Re: Bash arithmetic doesn't give error message on wrap.

[Richard Neill]

Bob Proulx wrote:
> Richard Neill wrote:
> >  b)Consistent with other cases, where bash does give warnings. For example:
> >
> > $ X=$((3+078))
> > bash: 3+078: value too great for base (error token is "078")
> > $ echo $?
> > 1
>
> That is not really a comparable case.  The problem there is that the
> leading zero specifies an octal constant and the 8 cannot be converted
> to octal.  The "3+" part is just a distraction.
>
>   echo $((08))
>   bash: 08: value too great for base (error token is "08")
>
> Bob

Are you sure this isn't comparable?
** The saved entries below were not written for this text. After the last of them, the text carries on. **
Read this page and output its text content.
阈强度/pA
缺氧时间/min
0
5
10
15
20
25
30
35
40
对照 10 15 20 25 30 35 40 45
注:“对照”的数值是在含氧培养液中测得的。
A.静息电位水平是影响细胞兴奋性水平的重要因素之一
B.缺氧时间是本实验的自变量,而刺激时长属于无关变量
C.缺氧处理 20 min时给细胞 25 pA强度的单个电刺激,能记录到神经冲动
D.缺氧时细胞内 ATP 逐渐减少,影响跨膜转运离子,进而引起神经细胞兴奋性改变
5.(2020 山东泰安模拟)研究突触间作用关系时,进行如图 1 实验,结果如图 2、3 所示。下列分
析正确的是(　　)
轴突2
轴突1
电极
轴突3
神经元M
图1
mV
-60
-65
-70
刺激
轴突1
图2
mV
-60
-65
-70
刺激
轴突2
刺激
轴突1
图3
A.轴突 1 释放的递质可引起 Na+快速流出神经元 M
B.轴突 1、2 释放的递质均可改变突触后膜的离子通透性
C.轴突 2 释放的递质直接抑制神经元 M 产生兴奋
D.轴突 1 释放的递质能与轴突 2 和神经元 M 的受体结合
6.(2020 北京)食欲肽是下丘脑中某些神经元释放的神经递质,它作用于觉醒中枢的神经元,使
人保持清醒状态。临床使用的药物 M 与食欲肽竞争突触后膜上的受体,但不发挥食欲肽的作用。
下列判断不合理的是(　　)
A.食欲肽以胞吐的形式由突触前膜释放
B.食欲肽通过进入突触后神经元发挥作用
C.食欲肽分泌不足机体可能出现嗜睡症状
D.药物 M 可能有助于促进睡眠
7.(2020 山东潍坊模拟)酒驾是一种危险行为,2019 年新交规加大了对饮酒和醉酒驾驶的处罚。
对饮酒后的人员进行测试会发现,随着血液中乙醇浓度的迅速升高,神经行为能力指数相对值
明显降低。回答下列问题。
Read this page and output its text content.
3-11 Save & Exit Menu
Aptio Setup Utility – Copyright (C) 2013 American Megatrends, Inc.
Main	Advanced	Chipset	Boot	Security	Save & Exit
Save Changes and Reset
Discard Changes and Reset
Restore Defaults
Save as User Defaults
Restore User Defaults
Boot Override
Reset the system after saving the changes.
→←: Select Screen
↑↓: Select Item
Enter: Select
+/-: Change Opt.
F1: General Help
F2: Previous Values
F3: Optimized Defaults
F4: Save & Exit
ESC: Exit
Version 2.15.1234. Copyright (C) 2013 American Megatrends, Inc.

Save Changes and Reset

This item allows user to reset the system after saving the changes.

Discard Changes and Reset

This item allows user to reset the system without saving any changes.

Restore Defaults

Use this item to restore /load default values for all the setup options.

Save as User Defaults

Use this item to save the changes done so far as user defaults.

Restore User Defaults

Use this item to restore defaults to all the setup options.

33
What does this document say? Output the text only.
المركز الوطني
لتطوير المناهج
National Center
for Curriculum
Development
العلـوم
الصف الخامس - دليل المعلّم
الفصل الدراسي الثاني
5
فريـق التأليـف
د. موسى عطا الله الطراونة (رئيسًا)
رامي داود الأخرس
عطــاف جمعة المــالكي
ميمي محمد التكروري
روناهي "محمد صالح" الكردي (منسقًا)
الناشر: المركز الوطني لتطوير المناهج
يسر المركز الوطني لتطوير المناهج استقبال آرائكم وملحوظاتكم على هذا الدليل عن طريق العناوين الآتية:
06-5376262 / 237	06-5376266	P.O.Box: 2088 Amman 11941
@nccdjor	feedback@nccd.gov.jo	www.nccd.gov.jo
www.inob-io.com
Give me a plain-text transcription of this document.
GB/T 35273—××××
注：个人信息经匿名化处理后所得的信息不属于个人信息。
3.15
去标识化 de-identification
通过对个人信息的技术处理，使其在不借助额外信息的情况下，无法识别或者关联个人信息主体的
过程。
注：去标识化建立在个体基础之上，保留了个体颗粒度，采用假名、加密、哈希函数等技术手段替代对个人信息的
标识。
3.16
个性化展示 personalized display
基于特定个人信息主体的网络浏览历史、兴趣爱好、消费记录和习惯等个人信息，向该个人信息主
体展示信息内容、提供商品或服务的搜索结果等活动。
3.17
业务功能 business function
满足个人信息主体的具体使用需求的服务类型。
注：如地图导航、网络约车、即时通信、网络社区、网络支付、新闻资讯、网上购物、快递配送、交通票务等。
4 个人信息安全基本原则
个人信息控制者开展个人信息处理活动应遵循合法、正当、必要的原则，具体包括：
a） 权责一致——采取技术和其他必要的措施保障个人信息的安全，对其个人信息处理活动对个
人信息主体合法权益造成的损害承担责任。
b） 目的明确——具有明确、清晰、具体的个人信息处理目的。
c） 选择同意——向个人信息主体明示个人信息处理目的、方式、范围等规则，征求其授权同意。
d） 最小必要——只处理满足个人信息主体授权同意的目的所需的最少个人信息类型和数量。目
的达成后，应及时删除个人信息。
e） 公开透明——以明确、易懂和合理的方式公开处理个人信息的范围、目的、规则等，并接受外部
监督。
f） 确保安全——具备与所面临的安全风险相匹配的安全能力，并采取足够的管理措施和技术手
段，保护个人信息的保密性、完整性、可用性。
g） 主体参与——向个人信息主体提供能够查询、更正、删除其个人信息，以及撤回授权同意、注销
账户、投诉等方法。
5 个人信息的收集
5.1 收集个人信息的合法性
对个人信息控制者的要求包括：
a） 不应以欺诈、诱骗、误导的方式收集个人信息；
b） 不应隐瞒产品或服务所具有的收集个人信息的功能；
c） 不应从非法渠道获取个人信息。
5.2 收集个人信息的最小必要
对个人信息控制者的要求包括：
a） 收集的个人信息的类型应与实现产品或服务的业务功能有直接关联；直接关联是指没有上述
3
After all, in both cases, the user 
has submitted something to which bash cannot give a sensible answer. In 
the integer-overflow case, bash simply returns the wrong answer, with no 
warning. But in the octal case, bash (quite correctly, and helpfully) 
prints a warning.

If bash were to be consistent, then it should display no error message 
in the case of $((3+078)); it should either "Do what I mean"  [evaluate 
3 + 078 as 0103, treating 78 as 7 *8 + 8], or "Do something daft" [eg 
evaluate as 073  (treating 8 as an integer-overflow in the units place, 
which is not checked for)]

There's obviously an advantage to the user in being warned when an 
integer overflow occurs; is there any possible downside (apart from a 
couple of extra lines of code?

Richard